With each new album, Lecrae’s profile grew inside and outside the Church. I held on to my assumption that his records were little more than Zealot propaganda laced over Southern beats, but his 2012 mixtape Church Clothes drew me back in. Church Clothes was a massive leap forward for Lecrae, the moment when he seemed to begin focusing more on following Christ than worrying whether youth groups would show up to his concerts. Plus, Lecrae earning a co-sign from a young Kendrick Lamar didn’t hurt matters.
Last week, Lecrae dropped Let the Trap Say Amen, a joint album with producer Zaytoven, a gifted beat-smith whose distinct soundscapes have elevated guys like Future, Usher and Gucci Mane. Lecrae has found a way to fuse his artistry with the trends of the Soundcloud generation. It’s a project that pulls off the near-impossible, merging trunk-rattling beats with the southern consciousness of T.I. and Andre 3000 without watering down Lecrae’s outspoken faith. Somehow, this collection of songs hits as hard for Evangelicals as it does for drug dealers.

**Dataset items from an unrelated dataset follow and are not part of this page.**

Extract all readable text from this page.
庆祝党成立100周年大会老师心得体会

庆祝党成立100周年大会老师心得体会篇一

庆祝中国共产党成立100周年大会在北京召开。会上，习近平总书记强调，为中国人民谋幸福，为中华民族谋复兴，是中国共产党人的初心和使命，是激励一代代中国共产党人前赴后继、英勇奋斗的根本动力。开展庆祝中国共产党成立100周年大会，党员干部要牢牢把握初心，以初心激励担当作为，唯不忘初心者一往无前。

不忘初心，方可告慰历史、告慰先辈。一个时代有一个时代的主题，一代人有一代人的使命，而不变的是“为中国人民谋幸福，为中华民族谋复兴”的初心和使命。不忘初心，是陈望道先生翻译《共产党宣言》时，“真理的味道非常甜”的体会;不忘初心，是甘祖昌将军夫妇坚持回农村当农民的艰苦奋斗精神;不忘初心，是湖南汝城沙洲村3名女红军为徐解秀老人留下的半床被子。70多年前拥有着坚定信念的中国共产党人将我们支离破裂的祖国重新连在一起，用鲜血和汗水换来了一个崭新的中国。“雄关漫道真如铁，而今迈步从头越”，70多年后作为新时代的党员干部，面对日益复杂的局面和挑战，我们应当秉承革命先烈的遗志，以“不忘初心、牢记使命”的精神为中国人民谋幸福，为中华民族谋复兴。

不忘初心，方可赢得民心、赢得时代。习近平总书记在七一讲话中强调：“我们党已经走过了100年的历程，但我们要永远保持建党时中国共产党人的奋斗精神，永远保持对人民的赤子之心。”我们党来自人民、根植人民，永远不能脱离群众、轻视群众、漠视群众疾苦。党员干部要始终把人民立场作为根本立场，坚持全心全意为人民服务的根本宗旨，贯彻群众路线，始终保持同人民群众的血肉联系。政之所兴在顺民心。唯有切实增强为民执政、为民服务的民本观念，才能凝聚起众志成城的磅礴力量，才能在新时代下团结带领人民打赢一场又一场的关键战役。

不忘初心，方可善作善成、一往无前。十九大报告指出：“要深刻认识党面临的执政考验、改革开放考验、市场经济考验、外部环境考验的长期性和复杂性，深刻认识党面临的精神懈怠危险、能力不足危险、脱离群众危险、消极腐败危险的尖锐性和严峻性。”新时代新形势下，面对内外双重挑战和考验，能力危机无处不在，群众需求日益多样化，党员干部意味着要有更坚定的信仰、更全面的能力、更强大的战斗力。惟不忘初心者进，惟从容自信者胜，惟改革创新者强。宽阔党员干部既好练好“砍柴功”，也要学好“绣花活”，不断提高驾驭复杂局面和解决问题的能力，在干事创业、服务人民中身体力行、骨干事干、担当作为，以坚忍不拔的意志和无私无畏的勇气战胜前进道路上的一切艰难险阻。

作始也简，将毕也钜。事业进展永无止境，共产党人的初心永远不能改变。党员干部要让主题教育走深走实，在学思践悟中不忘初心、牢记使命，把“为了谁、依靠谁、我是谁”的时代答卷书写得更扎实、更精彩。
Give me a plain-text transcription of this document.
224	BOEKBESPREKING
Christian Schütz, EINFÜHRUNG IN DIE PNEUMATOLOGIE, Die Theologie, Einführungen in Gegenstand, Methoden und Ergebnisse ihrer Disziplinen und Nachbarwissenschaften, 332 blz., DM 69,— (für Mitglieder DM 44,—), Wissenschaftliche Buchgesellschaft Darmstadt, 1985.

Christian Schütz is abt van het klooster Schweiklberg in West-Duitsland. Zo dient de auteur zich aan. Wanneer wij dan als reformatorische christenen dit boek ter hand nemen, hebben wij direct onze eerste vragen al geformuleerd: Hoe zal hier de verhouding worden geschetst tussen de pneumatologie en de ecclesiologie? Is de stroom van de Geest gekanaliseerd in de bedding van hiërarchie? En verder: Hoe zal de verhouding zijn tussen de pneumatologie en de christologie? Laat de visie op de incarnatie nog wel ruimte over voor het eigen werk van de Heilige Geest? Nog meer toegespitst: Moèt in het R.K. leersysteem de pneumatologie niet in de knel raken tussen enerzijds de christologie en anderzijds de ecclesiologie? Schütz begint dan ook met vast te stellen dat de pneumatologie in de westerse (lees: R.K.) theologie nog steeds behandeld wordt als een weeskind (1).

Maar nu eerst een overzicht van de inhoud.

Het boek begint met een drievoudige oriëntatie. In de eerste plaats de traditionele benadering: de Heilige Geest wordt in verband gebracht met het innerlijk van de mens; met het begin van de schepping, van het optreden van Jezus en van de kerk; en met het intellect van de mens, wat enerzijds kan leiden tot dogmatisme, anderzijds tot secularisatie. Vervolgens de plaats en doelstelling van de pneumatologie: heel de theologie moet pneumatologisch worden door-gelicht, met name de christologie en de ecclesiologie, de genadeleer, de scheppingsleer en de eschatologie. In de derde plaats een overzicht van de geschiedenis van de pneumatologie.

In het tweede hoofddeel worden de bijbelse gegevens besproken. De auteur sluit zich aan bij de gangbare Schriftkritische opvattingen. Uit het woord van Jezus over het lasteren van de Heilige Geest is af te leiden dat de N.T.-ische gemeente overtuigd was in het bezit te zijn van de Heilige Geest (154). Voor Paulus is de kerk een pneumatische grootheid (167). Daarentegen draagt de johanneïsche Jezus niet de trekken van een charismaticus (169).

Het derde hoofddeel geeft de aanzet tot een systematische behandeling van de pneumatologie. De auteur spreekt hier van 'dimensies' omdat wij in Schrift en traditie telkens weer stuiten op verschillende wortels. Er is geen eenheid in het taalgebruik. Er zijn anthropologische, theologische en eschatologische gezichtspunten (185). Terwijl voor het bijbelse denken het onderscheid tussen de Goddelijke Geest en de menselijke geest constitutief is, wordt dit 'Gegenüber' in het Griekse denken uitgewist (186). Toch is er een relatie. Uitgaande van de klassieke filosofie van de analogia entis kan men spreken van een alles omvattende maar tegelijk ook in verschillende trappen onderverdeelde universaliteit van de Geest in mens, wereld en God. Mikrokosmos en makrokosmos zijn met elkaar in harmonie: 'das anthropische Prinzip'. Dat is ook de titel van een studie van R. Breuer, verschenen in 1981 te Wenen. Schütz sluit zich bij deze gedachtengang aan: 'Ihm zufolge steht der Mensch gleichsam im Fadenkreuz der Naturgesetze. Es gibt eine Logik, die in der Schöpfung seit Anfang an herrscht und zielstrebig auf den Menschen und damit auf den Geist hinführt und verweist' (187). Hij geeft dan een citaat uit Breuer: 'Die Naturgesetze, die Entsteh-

Trap rounds off a nearly complete sonic, lyrical and stylistic transformation from Lecrae’s early days. It’s easy to hear the same heart behind the music, but the execution is much better with each successive record. On his debut, Real Talk, Lecrae rapped “Put a man’s curse on his back / I worship for that, it’s my whole purpose in fact / Purple and black, is how we looked I’m certain of that / And man I cry when I think of how the Curtain was cracked.” That verse required at least two years of Sunday School to unpack, and assuming most non-Christians don’t have a strong grasp on substitutionary atonement, it preaches the Gospel in a way only those who already believe can comprehend.
It’s a far cry from lines on Let the Trap Say Amen, like “Boy I swear I came from nothin’ seen a lot of people fall / Took a lot of L’s called em lessons never took a loss / When they ask me how I say ‘Wow must not know my God.’” It also speaks on divine providence, but the anticipated audience is in the streets instead of the pews.